[Math] unbiased estimator for sample covariance

estimationstatistics

I'm new to statistics and and I need some help:

Let $X_1,…X_n$~$N(\mu_x,\sigma^2)$, $Y_1,…Y_m$~$N(\mu_y,\sigma^2)$.
All r.vs. are i.i.d and $\mu_x,\mu_y,\sigma$ are unknown

I was told that $S_p^2=(S_x^2(n-1)+S_y^2(m-1))/(n+m-2)$ is an unbiased estimator for the sample covariance.

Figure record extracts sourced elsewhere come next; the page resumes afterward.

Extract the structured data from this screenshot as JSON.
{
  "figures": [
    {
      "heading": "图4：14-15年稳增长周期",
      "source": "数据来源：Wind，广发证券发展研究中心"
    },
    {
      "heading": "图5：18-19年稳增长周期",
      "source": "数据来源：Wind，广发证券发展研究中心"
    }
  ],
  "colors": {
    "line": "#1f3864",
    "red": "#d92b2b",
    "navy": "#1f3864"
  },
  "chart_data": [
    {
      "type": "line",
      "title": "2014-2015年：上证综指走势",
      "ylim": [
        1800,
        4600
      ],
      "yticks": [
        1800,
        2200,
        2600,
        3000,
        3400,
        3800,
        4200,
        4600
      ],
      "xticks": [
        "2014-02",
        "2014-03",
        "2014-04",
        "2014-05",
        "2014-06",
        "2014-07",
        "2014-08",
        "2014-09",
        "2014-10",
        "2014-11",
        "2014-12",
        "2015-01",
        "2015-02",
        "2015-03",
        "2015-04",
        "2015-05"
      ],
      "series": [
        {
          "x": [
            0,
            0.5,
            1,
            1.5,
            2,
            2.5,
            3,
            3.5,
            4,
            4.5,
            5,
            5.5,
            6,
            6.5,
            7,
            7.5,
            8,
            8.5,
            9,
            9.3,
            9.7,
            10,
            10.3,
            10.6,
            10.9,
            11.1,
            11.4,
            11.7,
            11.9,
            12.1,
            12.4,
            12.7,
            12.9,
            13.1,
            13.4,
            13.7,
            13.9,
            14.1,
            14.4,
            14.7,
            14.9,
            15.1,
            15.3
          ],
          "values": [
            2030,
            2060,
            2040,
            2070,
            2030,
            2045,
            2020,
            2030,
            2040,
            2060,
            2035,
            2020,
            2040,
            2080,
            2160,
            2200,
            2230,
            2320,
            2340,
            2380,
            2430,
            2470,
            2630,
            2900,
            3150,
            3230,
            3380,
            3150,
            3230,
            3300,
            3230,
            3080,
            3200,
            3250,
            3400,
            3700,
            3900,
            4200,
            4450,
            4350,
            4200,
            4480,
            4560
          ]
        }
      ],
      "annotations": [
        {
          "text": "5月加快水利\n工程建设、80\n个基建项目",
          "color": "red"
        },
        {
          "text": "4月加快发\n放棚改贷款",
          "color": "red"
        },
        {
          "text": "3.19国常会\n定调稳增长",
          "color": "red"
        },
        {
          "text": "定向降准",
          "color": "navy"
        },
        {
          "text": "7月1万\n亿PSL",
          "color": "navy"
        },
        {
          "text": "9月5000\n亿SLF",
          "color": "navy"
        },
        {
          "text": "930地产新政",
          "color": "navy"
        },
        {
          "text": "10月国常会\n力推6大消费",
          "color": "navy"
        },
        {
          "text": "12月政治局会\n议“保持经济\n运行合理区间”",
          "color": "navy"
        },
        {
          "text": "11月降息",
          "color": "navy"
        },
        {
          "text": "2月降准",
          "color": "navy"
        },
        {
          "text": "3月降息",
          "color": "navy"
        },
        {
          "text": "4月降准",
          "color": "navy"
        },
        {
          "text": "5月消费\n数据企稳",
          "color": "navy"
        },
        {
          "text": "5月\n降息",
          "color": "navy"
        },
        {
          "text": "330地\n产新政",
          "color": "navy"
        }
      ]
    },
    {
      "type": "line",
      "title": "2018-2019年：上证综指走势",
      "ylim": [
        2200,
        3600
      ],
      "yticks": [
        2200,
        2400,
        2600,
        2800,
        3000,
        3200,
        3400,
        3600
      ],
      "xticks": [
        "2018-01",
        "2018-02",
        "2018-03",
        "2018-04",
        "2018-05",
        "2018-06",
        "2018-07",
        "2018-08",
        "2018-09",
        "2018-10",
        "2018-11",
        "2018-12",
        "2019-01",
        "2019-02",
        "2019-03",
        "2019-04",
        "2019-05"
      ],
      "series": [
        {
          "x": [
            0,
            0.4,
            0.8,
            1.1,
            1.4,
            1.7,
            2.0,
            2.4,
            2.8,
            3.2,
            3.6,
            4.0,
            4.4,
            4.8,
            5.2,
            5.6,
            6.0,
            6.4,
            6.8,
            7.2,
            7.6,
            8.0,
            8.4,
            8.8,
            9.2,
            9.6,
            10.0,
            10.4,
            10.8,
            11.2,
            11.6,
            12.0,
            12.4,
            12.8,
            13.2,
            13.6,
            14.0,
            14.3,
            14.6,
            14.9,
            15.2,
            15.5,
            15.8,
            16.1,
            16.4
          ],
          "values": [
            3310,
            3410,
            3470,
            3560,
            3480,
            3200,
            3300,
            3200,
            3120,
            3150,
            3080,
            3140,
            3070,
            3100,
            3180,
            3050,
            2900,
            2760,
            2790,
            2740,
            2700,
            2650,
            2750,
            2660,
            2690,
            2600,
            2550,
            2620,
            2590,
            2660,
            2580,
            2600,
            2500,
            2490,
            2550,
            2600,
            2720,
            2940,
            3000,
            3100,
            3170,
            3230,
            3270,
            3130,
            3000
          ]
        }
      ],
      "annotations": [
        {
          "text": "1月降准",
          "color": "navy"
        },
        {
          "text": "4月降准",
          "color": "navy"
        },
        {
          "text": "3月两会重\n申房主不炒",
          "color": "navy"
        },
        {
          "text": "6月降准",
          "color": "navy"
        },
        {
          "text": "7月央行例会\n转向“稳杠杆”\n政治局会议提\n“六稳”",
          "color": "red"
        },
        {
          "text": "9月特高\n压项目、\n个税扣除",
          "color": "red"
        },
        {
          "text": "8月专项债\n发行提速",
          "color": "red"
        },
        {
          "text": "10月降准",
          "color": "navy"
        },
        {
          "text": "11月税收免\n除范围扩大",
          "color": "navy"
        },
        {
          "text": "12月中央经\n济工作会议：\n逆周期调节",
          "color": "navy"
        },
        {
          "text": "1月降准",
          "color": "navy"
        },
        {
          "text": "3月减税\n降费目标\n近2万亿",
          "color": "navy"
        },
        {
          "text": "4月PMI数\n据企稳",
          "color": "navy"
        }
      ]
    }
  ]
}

I think I'm confused over definitions because to my best of knowledge covariance cannot be calculated when $n\not=m$. Am I correct? if so what is the above actually an unbiased estimator of?

Best Answer

You are correct. If you cannot match up realizations from $X$ with realizations from $Y$, then it is impossible to estimate how $X$ and $Y$ vary together; i.e., their covariance. What is required to estimate covariance are pairs of realizations between the variables.

The estimator you cite is the pooled variance of two samples assumed to be drawn from distributions with possibly different means, but with the same variance. That is to say, your $S_p^2$ is an estimator of $\sigma^2$ if $X$ and $Y$ are independent and normally distributed with different means but the same variance. But if $X$ and $Y$ are marginal distributions from a bivariate normal with unknown mean vector $\boldsymbol \mu = (\mu_x, \mu_y)$ and covariance matrix $$\boldsymbol \Sigma = \begin{bmatrix} \sigma_x^2 & \sigma_{xy} \\ \sigma_{xy} & \sigma_y^2 \end{bmatrix},$$ where in your case we might assume $\sigma_x^2 = \sigma_y^2 = \sigma^2$, then $S_p^2$ does not in any way estimate $\sigma_{xy}$. In fact, such a sample cannot estimate the covariance for the reason given in the previous paragraph.